Non-Trivial Reflection Storage Costs

Hi,

I downloaded NYC Taxi Trip record data (Jan 2010 - April 2022) to experiment some performance aspects of Dremio.

After uploaded to a folder within a MinIO bucket “samples/NYC-taxi-trip”, the dataset looked like this:

No. of files: 136
Min file size: 4.2 MiB
Max file size: 195.5 MiB
Total files size: 16.7 GiB
Total No. of records: 1.3B
No. of columns: 19
File format: Parquet

I have a single node Dremio installed on a guest VM with the following specs:

CPU: 16 v-core
RAM: 16 GB
Disk: 50 GB (SSD)

Also, I have standalone MinIO server installed on another guest VM with the following specs:

CPU: 2 v-core
RAM: 2 GB
Disk: 100 GB (SSD)

Both installations are default, except for Dremio where I changed this:

DREMIO_MAX_DIRECT_MEMORY_SIZE_MB=16384

Following are 2 screenshots, one during promotion of the taxi dataset folder, and another after promotion:


And here’s the job details for running the above query:

When I submitted the default raw reflection creation job, Dremio machine was like continuously crunching it for over an hour and a half with CPU utilization of 70% - 100% all time:
image

And here’s the created reflection:

Last but not least, here’s the profile for the accelerator creation:
105f3fd1-a5e4-4e9d-8c7d-5fd06c9c1291.zip (24.1 KB)

I understand that the performance is improved (though not to the extent I wished, but let me play with this later):
image

The shock came when I checked the footprint for this reflection, where it was spread in 2 places: one in Dremio machine itself:

And other in the MinIO machine (dremio22 is the Dremio bucket defined in dremio.config dist variable):

I have few questions here:

  1. Is over 95 minutes of reflection creation time normal for the hardware specs I used?
  2. Anyone can think of any tricks on the infrastructural level to substantially reduce this time without really investing in more hardware?
  3. What is this 18.9 GB data in Dremio machine? Shouldn’t the reflection data be stored in MinIO bucket where it’s configured?
  4. The way I see it, overall footprint of the reflection created was 18.9 GB in Dremio machine and 39.6 GB in MinIO machine, or totally 58.5 GB - all spawn off of originally only 16.7 GB of actual data, or more than 3.5 folds! In other words, for every 1$ paid for data storage, there will be $3.5 paid extra for only raw reflection storage! Is that a hidden cost of Dremio that no one is taking note of?
  5. Other than reflection, is there anything tangible Dremio is doing to accelerate queries? I mean compared to Spark or Trino?

@yalmasri

  • The bulk of the time ~ 40 minutes, is spent on PARQUET_WRITER and each thread (total 6) is writing ~ 220 Million records
  • All the compute is happening on a single node so CPU contention for the same amount of time was present
  • The 18.9 GB of files on local is the local cache so next time you run the query, it will resd of local instead of MinIO Dremio
  • There will be multiple materializations on disk, if you go to your minIO accelerator folder and look under b28ddf70-2652-4f47-a770-b85dcf4a9d3c, how many sub folders do you see with a 16 digit UUID? under each of them you will see Parquet files
  • If your original data is also PARQUET on minIO and your reflection is also a select all rows all columns from that dataset and again storing in minIO, there is no big advantage, instead consider creating an agg reflection assuming your dashboards will be reports that have dimensions and measures, even if you are creating a raw, does dash board need all the columns and all the rows, single node compute is another bottleneck

Thanks Balaji, I think the picture is clear now.

image

I have 8 virtual cores on my machine backed by 4 physical ones.

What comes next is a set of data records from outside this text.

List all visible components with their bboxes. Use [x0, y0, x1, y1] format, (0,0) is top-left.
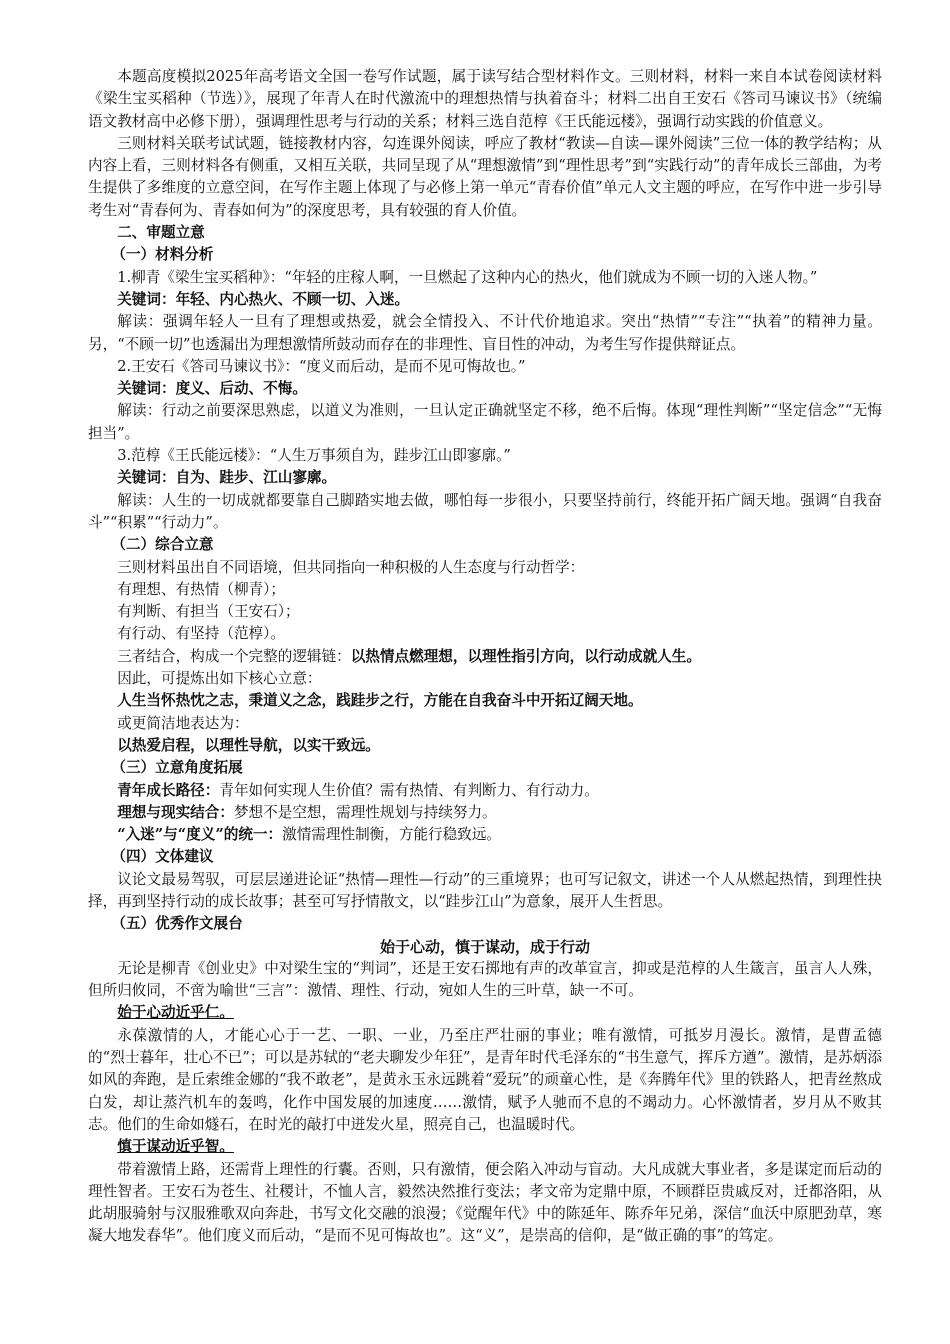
essay-paragraph-3: 带着激情上路，还需背上理性的行囊。否则，只有激情，便会陷入冲动与盲动。大凡成就大事业者，多是谋定而后动的理性智者。王安石为苍生、社稷计，不恤人言，毅然决然推行变法；孝文帝为定鼎中原，不顾群臣贵戚反对，迁都洛阳，从此胡服骑射与汉服雅歌双向奔赴，书写文化交融的浪漫；《觉醒年代》中的陈延年、陈乔年兄弟，深信“血沃中原肥劲草，寒凝大地发春华”。他们度义而后动，“是而不见可悔故也”。这“义”，是崇高的信仰，是“做正确的事”的笃定。: [88, 1160, 882, 1245]
angle-2-text: 梦想不是空想，需理性规划与持续努力。: [233, 803, 497, 821]
material-3-quote: 3.范椁《王氏能远楼》：“人生万事须自为，跬步江山即寥廓。”: [117, 447, 511, 465]
material-1-quote: 1.柳青《梁生宝买稻种》：“年轻的庄稼人啊，一旦燃起了这种内心的热火，他们就成为不顾一切的入迷人物。”: [117, 268, 818, 286]
intro-paragraph-1: 本题高度模拟2025年高考语文全国一卷写作试题，属于读写结合型材料作文。三则材料，材料一来自本试卷阅读材料《梁生宝买稻种（节选）》，展现了年青人在时代激流中的理想热情与执着奋斗；材料二出自王安石《答司马谏议书》（统编语文教材高中必修下册），强调理性思考与行动的关系；材料三选自范椁《王氏能远楼》，强调行动实践的价值意义。: [88, 68, 882, 130]
essay-paragraph-2: 永葆激情的人，才能心心于一艺、一职、一业，乃至庄严壮丽的事业；唯有激情，可抵岁月漫长。激情，是曹孟德的“烈士暮年，壮心不已”；可以是苏轼的“老夫聊发少年狂”，是青年时代毛泽东的“书生意气，挥斥方遒”。激情，是苏炳添如风的奔跑，是丘索维金娜的“我不敢老”，是黄永玉永远跳着“爱玩”的顽童心性，是《奔腾年代》里的铁路人，把青丝熬成白发，却让蒸汽机车的轰鸣，化作中国发展的加速度……激情，赋予人驰而不息的不竭动力。心怀激情者，岁月从不败其志。他们的生命如燧石，在时光的敲打中迸发火星，照亮自己，也温暖时代。: [88, 1026, 882, 1133]
essay-title: 始于心动，慎于谋动，成于行动: [379, 937, 590, 956]
comprehensive-line-2: 有判断、有担当（王安石）；: [117, 603, 300, 621]
logic-chain: [88, 646, 882, 668]
essay-heading-2: [88, 1136, 882, 1158]
comprehensive-line-1: 有理想、有热情（柳青）；: [117, 580, 286, 598]
material-3-keywords: 关键词：自为、跬步、江山寥廓。: [117, 469, 337, 487]
angle-3-text: 激情需理性制衡，方能行稳致远。: [282, 826, 502, 844]
essay-heading-1-text: 始于心动近乎仁。: [117, 1004, 234, 1022]
subheading-material-analysis: （一）材料分析: [111, 246, 214, 264]
material-3-interpretation: 解读：人生的一切成就都要靠自己脚踏实地去做，哪怕每一步很小，只要坚持前行，终能开拓广阔天地。强调“自我奋斗”“积累”“行动力”。: [88, 491, 882, 531]
angle-2-label: 理想与现实结合：: [117, 803, 234, 821]
core-thesis: 人生当怀热忱之志，秉道义之念，践跬步之行，方能在自我奋斗中开拓辽阔天地。: [117, 692, 643, 710]
logic-chain-lead: 三者结合，构成一个完整的逻辑链：: [117, 647, 351, 665]
subheading-angles: （三）立意角度拓展: [111, 759, 243, 777]
essay-heading-2-text: 慎于谋动近乎智。: [117, 1138, 234, 1156]
angle-2: [88, 802, 882, 824]
angle-1-label: 青年成长路径：: [117, 781, 220, 799]
subheading-genre: （四）文体建议: [111, 848, 214, 866]
core-intro: 因此，可提炼出如下核心立意：: [117, 670, 322, 688]
intro-paragraph-2: 三则材料关联考试试题，链接教材内容，勾连课外阅读，呼应了教材“教读—自读—课外阅读”三位一体的教学结构；从内容上看，三则材料各有侧重，又相互关联，共同呈现了从“理想激情”到“理性思考”到“实践行动”的青年成长三部曲，为考生提供了多维度的立意空间，在写作主题上体现了与必修上第一单元“青春价值”单元人文主题的呼应，在写作中进一步引导考生对“青春何为、青春如何为”的深度思考，具有较强的育人价值。: [88, 134, 882, 219]
essay-paragraph-1: 无论是柳青《创业史》中对梁生宝的“判词”，还是王安石掷地有声的改革宣言，抑或是范椁的人生箴言，虽言人人殊，但所归攸同，不啻为喻世“三言”：激情、理性、行动，宛如人生的三叶草，缺一不可。: [88, 959, 882, 1000]
comprehensive-intro: 三则材料虽出自不同语境，但共同指向一种积极的人生态度与行动哲学：: [117, 558, 585, 576]
material-2-interpretation: 解读：行动之前要深思熟虑，以道义为准则，一旦认定正确就坚定不移，绝不后悔。体现“理性判断”“坚定信念”“无悔担当”。: [88, 402, 882, 442]
logic-chain-bold: 以热情点燃理想，以理性指引方向，以行动成就人生。: [350, 647, 701, 665]
material-1-interpretation: 解读：强调年轻人一旦有了理想或热爱，就会全情投入、不计代价地追求。突出“热情”“专注”“执着”的精神力量。另，“不顾一切”也透漏出为理想激情所鼓动而存在的非理性、盲目性的冲动，为考生写作提供辩证点。: [88, 313, 882, 353]
short-thesis: 以热爱启程，以理性导航，以实干致远。: [117, 736, 380, 754]
angle-1-text: 青年如何实现人生价值？需有热情、有判断力、有行动力。: [219, 781, 599, 799]
angle-3: [88, 824, 882, 846]
section-heading: 二、审题立意: [117, 224, 205, 242]
angle-1: [88, 780, 882, 802]
angle-3-label: “入迷”与“度义”的统一：: [117, 826, 283, 844]
subheading-comprehensive: （二）综合立意: [111, 536, 214, 554]
material-1-keywords: 关键词：年轻、内心热火、不顾一切、入迷。: [117, 290, 410, 308]
short-intro: 或更简洁地表达为：: [117, 714, 249, 732]
material-2-quote: 2.王安石《答司马谏议书》：“度义而后动，是而不见可悔故也。”: [117, 357, 526, 375]
genre-advice: 议论文最易驾驭，可层层递进论证“热情—理性—行动”的三重境界；也可写记叙文，讲述一个人从燃起热情，到理性抉择，再到坚持行动的成长故事；甚至可写抒情散文，以“跬步江山”为意象，展开人生哲思。: [88, 870, 882, 910]
essay-heading-1: [88, 1002, 882, 1024]
comprehensive-line-3: 有行动、有坚持（范椁）。: [117, 625, 286, 643]
material-2-keywords: 关键词：度义、后动、不悔。: [117, 380, 307, 398]
subheading-showcase: （五）优秀作文展台: [111, 915, 243, 933]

Threads #2 & #3 above are almost processing without wait time - completely utilizing 2 physical cores, while the other 4 threads are contending on the remaining 2 cores with almost equal wait-to-process time. And because this is CPU-intensive, I’m not benefiting from virtualization.

If you agree with me, this also tells me that MinIO was not a bottleneck at any point of time and having MinIO deployed in a distributed mode would not have helped. Even running Dremio in a clustered deployment (using same specs) wouldn’t have affected the result as well (please confirm this understanding).

Here’s the answer (there are 150 parquet files in there)

Yes, I think the performance increase I’ve seen is because of internal caching. Parquet is a very optimized format and not much can be done to squeeze it further (tried to gzip all of the 16.7 GB parquet files and couldn’t get more than few additional MB of space).

No, the dashboard would not need every row and column but as an anchor reflection we do need to include everything

@yalmasri Sorry about the silence, do you still have performance issues?